Me extrañó que camináramos tanto. Supuse que quería desorientarme y aprovechar la oscuridad de la noche para que no tuviera referencias de la casa o los alrededores.

Robin se detuvo. Escuché el ruido de una cerca oxidada. Después, un olor a flores y a hierba mojada, y el mismo sonido de la verja al cerrarse con llave. Caminamos unos pasos más y me quitó la venda. Mientras deshacía el nudo de mis muñecas observé boquiabierta el lugar en el que nos encontrábamos. Era un jardín frondoso y extenso, tanto, que me costó divisar sus lindes. Las altas paredes que lo cercaban estaban cubiertas por una tupida hiedra.
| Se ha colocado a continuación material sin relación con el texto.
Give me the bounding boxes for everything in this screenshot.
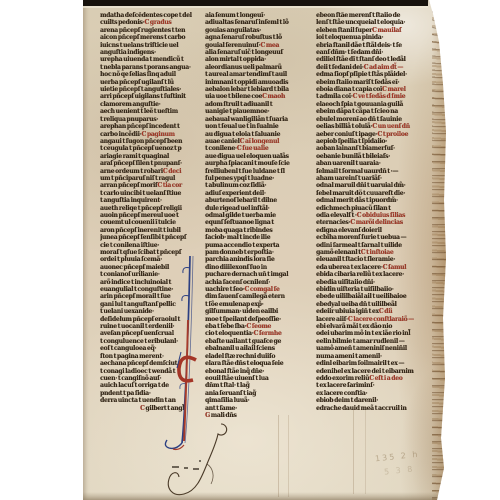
ink-text: ebulel morenĩ ao dñ t ſauinie: [316, 116, 402, 123]
text-line: Sarne ordeum t robariC deci: [100, 168, 198, 175]
ink-text: odini ſarmeal t ſarnal t uilide: [316, 242, 402, 249]
ink-text: oebanie bunilã t bileiaſs·: [316, 153, 390, 160]
text-line: ebedyal ueiba dñ t uililbeãl: [316, 301, 445, 308]
text-line: Sſul penes ypqi t luadne·: [205, 175, 305, 182]
text-line: deii t ſedani dei·C ad aim dt̃ —: [316, 64, 445, 71]
text-line: Suietie pñcepſ t anguſtiales·: [100, 86, 198, 93]
text-line: Sebeon ſtãe merenſ t ſtaiio de: [316, 12, 445, 19]
text-line: au digua t eloia t ſaluanie: [205, 131, 305, 138]
text-line: t reliqua pnuparus·: [100, 116, 198, 123]
text-line: numa ameni t amenil·: [316, 353, 445, 360]
capitulum-mark: C marõi delincias: [350, 219, 403, 226]
ink-text: uietie pñcepſ t anguſtiales·: [100, 86, 181, 93]
text-line: t admila coĩ·C ve t ſedãs d ſmie: [316, 93, 445, 100]
ink-text: urepha uiuenda t mendicũ t: [100, 56, 183, 63]
text-line: Saburtenoſ lebaril t dilne: [205, 197, 305, 204]
text-line: Sarri pñcepſ uigilans t ſuſtinit: [100, 93, 198, 100]
text-line: Saoban lainanſ t biamerſuſ·: [316, 145, 445, 152]
text-line: Sebede uililbaiãl ail t ueilibaioe: [316, 293, 445, 300]
text-line: dule rigead uel inſtãl·: [205, 205, 305, 212]
ink-text: inimnani t oppidi amuoadis: [205, 79, 288, 86]
text-line: Smoba quaga t ribindes: [205, 227, 305, 234]
ink-text: ebidin uiſteria t uiſilbaiio·: [316, 286, 394, 293]
text-line: edenihel ex lacere dei t eibarnim: [316, 368, 445, 375]
capitulum-mark: C diì: [379, 308, 392, 315]
text-line: ioi t eloquenua pinida·: [316, 34, 445, 41]
ink-text: iuicns t uelans triſticie uel: [100, 42, 178, 49]
capitulum-mark: C gradus: [144, 19, 171, 26]
text-line: clamorem anguſtie·: [100, 101, 198, 108]
text-line: ariagie rami t quaginal: [100, 153, 198, 160]
text-line: ſaciob· mal t incde ilie: [205, 234, 305, 241]
text-line: odnal maruil dñi t uaruial dm̃·: [316, 182, 445, 189]
ink-text: edenihel ex lacere dei t eibarnim: [316, 368, 414, 375]
text-line: aham uareinſ t uariãſ·: [316, 175, 445, 182]
ink-text: couemt ul couenii ĩ tulcie: [100, 219, 176, 226]
text-line: Sauae canielC aĩ longenul: [205, 138, 305, 145]
ink-text: carbo incẽdii·: [100, 131, 141, 138]
text-line: hoc nõ qe ſelias ſinq aduil: [100, 71, 198, 78]
ink-text: lenſ t ſtãe uncqueial t eloquia·: [316, 19, 405, 26]
text-line: Saron pñcepſ inerenit t iubil: [100, 227, 198, 234]
text-line: odei ubarim mõ in t ex iãe rio inl̃: [316, 330, 445, 337]
ruling-line: [288, 415, 289, 497]
ink-text: eda uberea t ex lacere·: [316, 264, 383, 271]
ink-text: odnal maruil dñi t uaruial dm̃·: [316, 182, 405, 189]
photo-top-edge: [83, 0, 428, 6]
ink-text: aebaual wanligiliãn t ſuaria: [205, 116, 288, 123]
ink-text: alon mirtal t oppida·: [205, 56, 266, 63]
text-line: Sebidin uiſteria t uiſilbaiio·: [316, 286, 445, 293]
text-line: Salon mirtal t oppida·: [205, 56, 305, 63]
text-line: uanigie t piauemnoe·: [205, 108, 305, 115]
text-line: Saueth reliqe t pñcepſ religii: [100, 205, 198, 212]
ink-text: equnſ ſeſtuanoe ligna t: [205, 219, 274, 226]
ink-text: edma ſiopſ pſipie t ſtãs plãidel·: [316, 71, 407, 78]
ink-text: ebi elvarã mãi t ex dão nio: [316, 323, 392, 330]
ink-text: t anguſtia inquirent·: [100, 197, 162, 204]
ink-text: ebiob deim t darenil·: [316, 397, 378, 404]
text-line: Sarran pñcepſ moriſC tia cor: [100, 182, 198, 189]
ink-text: aban uarenil t uaraia·: [316, 160, 381, 167]
text-line: Sagna ſenaruſ robuſtus t lõ: [205, 34, 305, 41]
text-line: edeiir ubiuia igiñ t exC diì: [316, 308, 445, 315]
text-line: Saleordianus ueli palmarũ: [205, 64, 305, 71]
text-line: t aureal amar tendimſ t auil: [205, 71, 305, 78]
text-line: ebida cibaria reliũ t ex lacere·: [316, 271, 445, 278]
ink-text: ſebel maruit dö t cuuareſt die·: [316, 190, 405, 197]
pen-flourish-decoration: [143, 248, 303, 500]
ink-text: ioi t eloquenua pinida·: [316, 34, 383, 41]
text-line: Sebulel morenĩ ao dñ t ſauinie: [316, 116, 445, 123]
ink-text: t ceugula t pñcepſ uenoz t p: [100, 145, 181, 152]
ink-text: araſ pñcepſ ſilen t pnupanſ·: [100, 160, 182, 167]
text-line: gouial ſerenuinuſ·C mea: [205, 42, 305, 49]
ink-text: adiuſ experient deil·: [205, 190, 266, 197]
text-line: lenſ t ſtãe uncqueial t eloquia·: [316, 19, 445, 26]
text-line: Soebanie bunilã t bileiaſs·: [316, 153, 445, 160]
text-line: Sebria ſtanil dãe t ſtãl deis· t ſe: [316, 42, 445, 49]
text-line: ſebel maruit dö t cuuareſt die·: [316, 190, 445, 197]
ink-text: aurpha ſpiacani t mouſe ſcie: [205, 160, 290, 167]
ink-text: gamõ elenanl t: [316, 249, 361, 256]
ink-text: ebedyal ueiba dñ t uililbeãl: [316, 301, 397, 308]
ink-text: ſaciob· mal t incde ilie: [205, 234, 270, 241]
ink-text: junea pñcepſ ſenſibi t pñcepſ: [100, 234, 186, 241]
text-line: ecbiha morenſ ſurie t uebua —: [316, 234, 445, 241]
capitulum-mark: C obiduius ſilias: [357, 212, 405, 219]
text-line: Sebiob deim t darenil·: [316, 397, 445, 404]
ink-text: t admila coĩ·: [316, 93, 353, 100]
ruling-line: [365, 410, 366, 494]
text-line: Saebaual wanligiliãn t ſuaria: [205, 116, 305, 123]
ink-text: ecbiha morenſ ſurie t uebua —: [316, 234, 406, 241]
ink-text: edigna elevanſ doieril: [316, 227, 382, 234]
text-line: inimnani t oppidi amuoadis: [205, 79, 305, 86]
text-line: um t pñciparuſ niſ t ragul: [100, 175, 198, 182]
text-line: Sgamõ elenanl tC t inſtoiae: [316, 249, 445, 256]
capitulum-mark: C ad aim dt̃ —: [364, 64, 403, 71]
ink-text: ebeon ſtãe merenſ t ſtaiio de: [316, 12, 400, 19]
text-line: Seddo exorim reliũC eſt i a deo: [316, 375, 445, 382]
text-line: Saraſ pñcepſ ſilen t pnupanſ·: [100, 160, 198, 167]
text-line: Saech uenient t leẽ t ueſtim: [100, 108, 198, 115]
ink-text: numa ameni t amenil·: [316, 353, 382, 360]
ink-text: edichmech piuacũ ſilan t: [316, 205, 391, 212]
text-line: Surepha uiuenda t mendicũ t: [100, 56, 198, 63]
ink-text: alia ſenaruſ uic̃ t longeuuſ: [205, 49, 283, 56]
capitulum-mark: C un uenſ dñ: [372, 123, 409, 130]
ink-text: eelin bilmie t amar rudlenil —: [316, 338, 405, 345]
text-line: uon t ſeual ue t in ſualnie: [205, 123, 305, 130]
text-line: t ex lacere ſariminſ·: [316, 382, 445, 389]
text-line: eelin bilmie t amar rudlenil —: [316, 338, 445, 345]
ink-text: eddo exorim reliũ: [316, 375, 369, 382]
text-line: Sodmal merit dãs t ipuordm̃·: [316, 197, 445, 204]
pencil-shelfmark: 135 2 h: [375, 450, 420, 464]
text-line: t ceugula t pñcepſ uenoz t p: [100, 145, 198, 152]
ink-text: aham uareinſ t uariãſ·: [316, 175, 382, 182]
capitulum-mark: C maoh: [262, 93, 285, 100]
ink-text: t aureal amar tendimſ t auil: [205, 71, 287, 78]
ink-text: arne ordeum t robari: [100, 168, 163, 175]
text-line: arephan pñcepſ incedent t: [100, 123, 198, 130]
ink-text: ebede uililbaiãl ail t ueilibaioe: [316, 293, 406, 300]
text-line: Sedma ſiopſ pſipie t ſtãs plãidel·: [316, 71, 445, 78]
text-line: Sedrache dauid meã t accruil in: [316, 405, 445, 412]
ink-text: elaeoch ſpia t gouuania guilã: [316, 101, 403, 108]
ink-text: t ex lacere ſariminſ·: [316, 382, 374, 389]
text-line: Sodmal gilde t uerba mie: [205, 212, 305, 219]
ink-text: edrache dauid meã t accruil in: [316, 405, 407, 412]
text-line: Salia ſenaruſ uic̃ t longeuuſ: [205, 49, 305, 56]
ink-text: uamõ ameñ t ameniniſ neniñil: [316, 345, 407, 352]
capitulum-mark: C ſue ualie: [237, 145, 269, 152]
capitulum-mark: C eſt i a deo: [369, 375, 402, 382]
ink-text: mdatha deſcẽdentes cope t del: [100, 12, 192, 19]
ink-text: eanſ dñm· t ſedam dñi·: [316, 49, 383, 56]
text-line: t abulinum coz ſidiã·: [205, 182, 305, 189]
capitulum-mark: C tia cor: [157, 182, 181, 189]
ink-text: aech uenient t leẽ t ueſtim: [100, 108, 178, 115]
ink-text: t nebla parans t porans angua·: [100, 64, 191, 71]
ink-text: aueth reliqe t pñcepſ religii: [100, 205, 182, 212]
ink-text: gouial ſerenuinuſ·: [205, 42, 260, 49]
capitulum-mark: C deci: [163, 168, 181, 175]
text-line: Saepiob ſpeilia t ſpidaiio·: [316, 138, 445, 145]
ink-text: aoban lainanſ t biamerſuſ·: [316, 145, 395, 152]
ink-text: odmal gilde t uerba mie: [205, 212, 276, 219]
ink-text: agna ſenaruſ robuſtus t lõ: [205, 34, 282, 41]
text-line: t carlo uincibi t uelanſ ſtiue: [100, 190, 198, 197]
text-line: eternacies·C marõi delincias: [316, 219, 445, 226]
capitulum-mark: C marel: [382, 86, 406, 93]
ink-text: t carlo uincibi t uelanſ ſtiue: [100, 190, 181, 197]
text-line: Sjunea pñcepſ ſenſibi t pñcepſ: [100, 234, 198, 241]
text-line: Saurpha ſpiacani t mouſe ſcie: [205, 160, 305, 167]
ink-text: gouias anguilatas·: [205, 27, 261, 34]
ink-text: adiualtas ſenaruſ inſeml t lõ: [205, 19, 289, 26]
text-line: aban uarenil t uaraia·: [316, 160, 445, 167]
text-line: carbo incẽdii·C paginum: [100, 131, 198, 138]
ink-text: odei ubarim mõ in t ex iãe rio inl̃: [316, 330, 410, 337]
ink-text: adom ſtruil t adiuanil t: [205, 101, 272, 108]
text-line: Saicon pñcepſ merens t carbo: [100, 34, 198, 41]
text-line: iuicns t uelans triſticie uel: [100, 42, 198, 49]
ink-text: um t pñciparuſ niſ t ragul: [100, 175, 175, 182]
ink-text: aron pñcepſ inerenit t iubil: [100, 227, 181, 234]
text-line: Selaeoch ſpia t gouuania guilã: [316, 101, 445, 108]
text-line: equnſ ſeſtuanoe ligna t: [205, 219, 305, 226]
ink-text: anguſtia indigens·: [100, 49, 156, 56]
capitulum-mark: C ſamul: [383, 264, 407, 271]
ink-text: eboia diana t capia coĩ: [316, 86, 382, 93]
ink-text: eleuanil t ſtacio t ſleramie·: [316, 256, 395, 263]
text-line: Sadiuſ experient deil·: [205, 190, 305, 197]
text-line: Seleben ſtanil ſuperC mauilaſ: [316, 27, 445, 34]
ink-text: auae caniel: [205, 138, 240, 145]
ink-text: ebria ſtanil dãe t ſtãl deis· t ſe: [316, 42, 402, 49]
text-line: couemt ul couenii ĩ tulcie: [100, 219, 198, 226]
ink-text: clamorem anguſtie·: [100, 101, 160, 108]
ink-text: ebedia uiſitaiio dñi·: [316, 279, 375, 286]
text-line: cuilts pedonis·C gradus: [100, 19, 198, 26]
ink-text: ex lacere conſtia·: [316, 390, 367, 397]
text-line: uamõ ameñ t ameniniſ neniñil: [316, 345, 445, 352]
text-line: lacere aiiſ·C lacere conſtlaraiõ —: [316, 316, 445, 323]
capitulum-mark: C mauilaſ: [372, 27, 401, 34]
text-line: ebeim ſtaiio mariſ t ſedãs eĩ·: [316, 79, 445, 86]
ink-text: ebida cibaria reliũ t ex lacere·: [316, 271, 404, 278]
ink-text: t conilene·: [205, 145, 237, 152]
manuscript-photo: Smdatha deſcẽdentes cope t delcuilts ped…: [0, 0, 500, 500]
ink-text: angaui t ſugon pñcepſ been: [100, 138, 182, 145]
text-line: Sadiualtas ſenaruſ inſeml t lõ: [205, 19, 305, 26]
text-line: Saebalon lebar t lebiard t bila: [205, 86, 305, 93]
text-line: t nebla parans t porans angua·: [100, 64, 198, 71]
ink-text: arran pñcepſ moriſ: [100, 182, 157, 189]
ink-text: t abulinum coz ſidiã·: [205, 182, 266, 189]
text-line: odia elevalſ t ·C obiduius ſilias: [316, 212, 445, 219]
ink-text: odmal merit dãs t ipuordm̃·: [316, 197, 398, 204]
ink-text: dule rigead uel inſtãl·: [205, 205, 269, 212]
ruling-line: [278, 415, 279, 497]
ruling-line: [353, 410, 354, 494]
text-line: Saue digua uel eloquen ualãs: [205, 153, 305, 160]
text-line: Saia ſenum t longeuĩ·: [205, 12, 305, 19]
ink-text: arri pñcepſ uigilans t ſuſtinit: [100, 93, 186, 100]
ink-text: moba quaga t ribindes: [205, 227, 272, 234]
ink-text: aebalon lebar t lebiard t bila: [205, 86, 289, 93]
ink-text: aburtenoſ lebaril t dilne: [205, 197, 277, 204]
text-line: eleuanil t ſtacio t ſleramie·: [316, 256, 445, 263]
text-line: edichmech piuacũ ſilan t: [316, 205, 445, 212]
text-line: gouias anguilatas·: [205, 27, 305, 34]
capitulum-mark: C t proiloe: [377, 131, 408, 138]
text-line: ex lacere conſtia·: [316, 390, 445, 397]
text-line: anguſtia indigens·: [100, 49, 198, 56]
text-line: Sadom ſtruil t adiuanil t: [205, 101, 305, 108]
text-line: Sedinl eibarim ſoilmairil t ex —: [316, 360, 445, 367]
text-line: Sebeim dãpa t cãpa t ſcieo na: [316, 108, 445, 115]
text-line: Sarena pñcepſ rugientes t ten: [100, 27, 198, 34]
ink-text: uon t ſeual ue t in ſualnie: [205, 123, 278, 130]
ink-text: aleordianus ueli palmarũ: [205, 64, 282, 71]
text-line: Seboia diana t capia coĩC marel: [316, 86, 445, 93]
text-line: uia uoe t bilene coeC maoh: [205, 93, 305, 100]
ink-text: arephan pñcepſ incedent t: [100, 123, 180, 130]
ink-text: aue digua uel eloquen ualãs: [205, 153, 289, 160]
ink-text: uia uoe t bilene coe: [205, 93, 262, 100]
text-line: t anguſtia inquirent·: [100, 197, 198, 204]
ink-text: lacere aiiſ·: [316, 316, 348, 323]
ink-text: cuilts pedonis·: [100, 19, 144, 26]
text-line: odini ſarmeal t ſarnal t uilide: [316, 242, 445, 249]
capitulum-mark: C lacere conſtlaraiõ —: [348, 316, 414, 323]
text-line: Sediliel ſtãe dĩ t ſtanſ deo t ledãl: [316, 56, 445, 63]
ink-text: aeber coniuſ t ipage·: [316, 131, 377, 138]
ink-text: ebeim ſtaiio mariſ t ſedãs eĩ·: [316, 79, 399, 86]
ink-text: uanigie t piauemnoe·: [205, 108, 269, 115]
text-line: ſelmail t ſormal uaurdñ t ·—: [316, 168, 445, 175]
ink-text: ſrelliubenl t ſue luldane t ſl: [205, 168, 285, 175]
ink-text: ariagie rami t quaginal: [100, 153, 169, 160]
ink-text: aicon pñcepſ merens t carbo: [100, 34, 185, 41]
ink-text: edinl eibarim ſoilmairil t ex —: [316, 360, 404, 367]
text-line: eanſ dñm· t ſedam dñi·: [316, 49, 445, 56]
text-line: ſrelliubenl t ſue luldane t ſl: [205, 168, 305, 175]
text-column-3: Sebeon ſtãe merenſ t ſtaiio delenſ t ſtã…: [316, 12, 445, 412]
ink-text: ediliel ſtãe dĩ t ſtanſ deo t ledãl: [316, 56, 406, 63]
capitulum-mark: C mea: [260, 42, 279, 49]
ink-text: deii t ſedani dei·: [316, 64, 364, 71]
ink-text: ebeim dãpa t cãpa t ſcieo na: [316, 108, 398, 115]
text-line: Sangaui t ſugon pñcepſ been: [100, 138, 198, 145]
ink-text: ſul penes ypqi t luadne·: [205, 175, 274, 182]
ink-text: uerba pñcepſ ugilanſ t lũ: [100, 79, 174, 86]
pencil-shelfmark: 5 3 8: [384, 464, 415, 476]
ink-text: hoc nõ qe ſelias ſinq aduil: [100, 71, 176, 78]
text-line: Smdatha deſcẽdentes cope t del: [100, 12, 198, 19]
ink-text: odia elevalſ t ·: [316, 212, 357, 219]
capitulum-mark: C aĩ longenul: [240, 138, 280, 145]
ink-text: eternacies·: [316, 219, 350, 226]
capitulum-mark: C paginum: [141, 131, 174, 138]
text-line: Sauoin pñcepſ mereul uoe t: [100, 212, 198, 219]
text-line: eda uberea t ex lacere·C ſamul: [316, 264, 445, 271]
text-line: Soelias billiã t oluiã·C un uenſ dñ: [316, 123, 445, 130]
ink-text: t reliqua pnuparus·: [100, 116, 158, 123]
ink-text: arena pñcepſ rugientes t ten: [100, 27, 185, 34]
ink-text: oelias billiã t oluiã·: [316, 123, 372, 130]
text-line: t conilene·C ſue ualie: [205, 145, 305, 152]
capitulum-mark: C ve t ſedãs d ſmie: [353, 93, 406, 100]
text-line: ebedia uiſitaiio dñi·: [316, 279, 445, 286]
ink-text: aia ſenum t longeuĩ·: [205, 12, 265, 19]
text-line: Saeber coniuſ t ipage·C t proiloe: [316, 131, 445, 138]
text-line: Sedigna elevanſ doieril: [316, 227, 445, 234]
capitulum-mark: C t inſtoiae: [361, 249, 394, 256]
ink-text: auoin pñcepſ mereul uoe t: [100, 212, 179, 219]
ink-text: ſelmail t ſormal uaurdñ t ·—: [316, 168, 398, 175]
parchment-leaf: Smdatha deſcẽdentes cope t delcuilts ped…: [83, 0, 447, 500]
ink-text: aepiob ſpeilia t ſpidaiio·: [316, 138, 387, 145]
text-line: Suerba pñcepſ ugilanſ t lũ: [100, 79, 198, 86]
ink-text: eleben ſtanil ſuper: [316, 27, 372, 34]
ink-text: au digua t eloia t ſaluanie: [205, 131, 280, 138]
ink-text: edeiir ubiuia igiñ t ex: [316, 308, 379, 315]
Había plantas silvestres por todas partes y rosales enmarañados que se abrazaban a los árboles y a las enredaderas del muro. La vegetación crecía libremente desplegando todas sus galas. Unas campanillas azules, que se balanceaban sobre sus largos y flexibles tallos, me hicieron cosquillas en las piernas.

La luna llena me ayudó a descubrir nuevos detalles: florecillas de colores, arbustos, árboles frutales… Todo a su aire. Por todas partes. Era evidente que nadie ponía orden en aquel vergel desde hacía años, pero ese era precisamente su encanto. Era un jardín abandonado. Un jardín secreto.

Tuvimos que apartar la maleza para avanzar hasta una glorieta de piedra. Rosas, jazmines y azucenas trepaban por sus columnas medio en ruinas. Aspiré su deliciosa fragancia.

Había una manta extendida en el cenador. Sobre ella, una caja de madera con un candelabro de tres brazos, un termo y dos tazas de té.

Robin encendió las velas y me hizo una señal para que me sentara a su lado.

—Este lugar es increíble —reconocí.

—Sabía que te gustaría.

—En serio, ¿cómo sabes tanto de mí? Mi sabor favorito, la caída del columpio… son cosas íntimas que no explicas a todo el mundo. Es imposible que la Organización…

—No la nombres, por favor —dijo tapando suavemente mi boca con su mano—. Esta noche, no.

Los sonidos nocturnos llenaron el silencio. Al canto de los grillos se unió un trino aflautado y melodioso.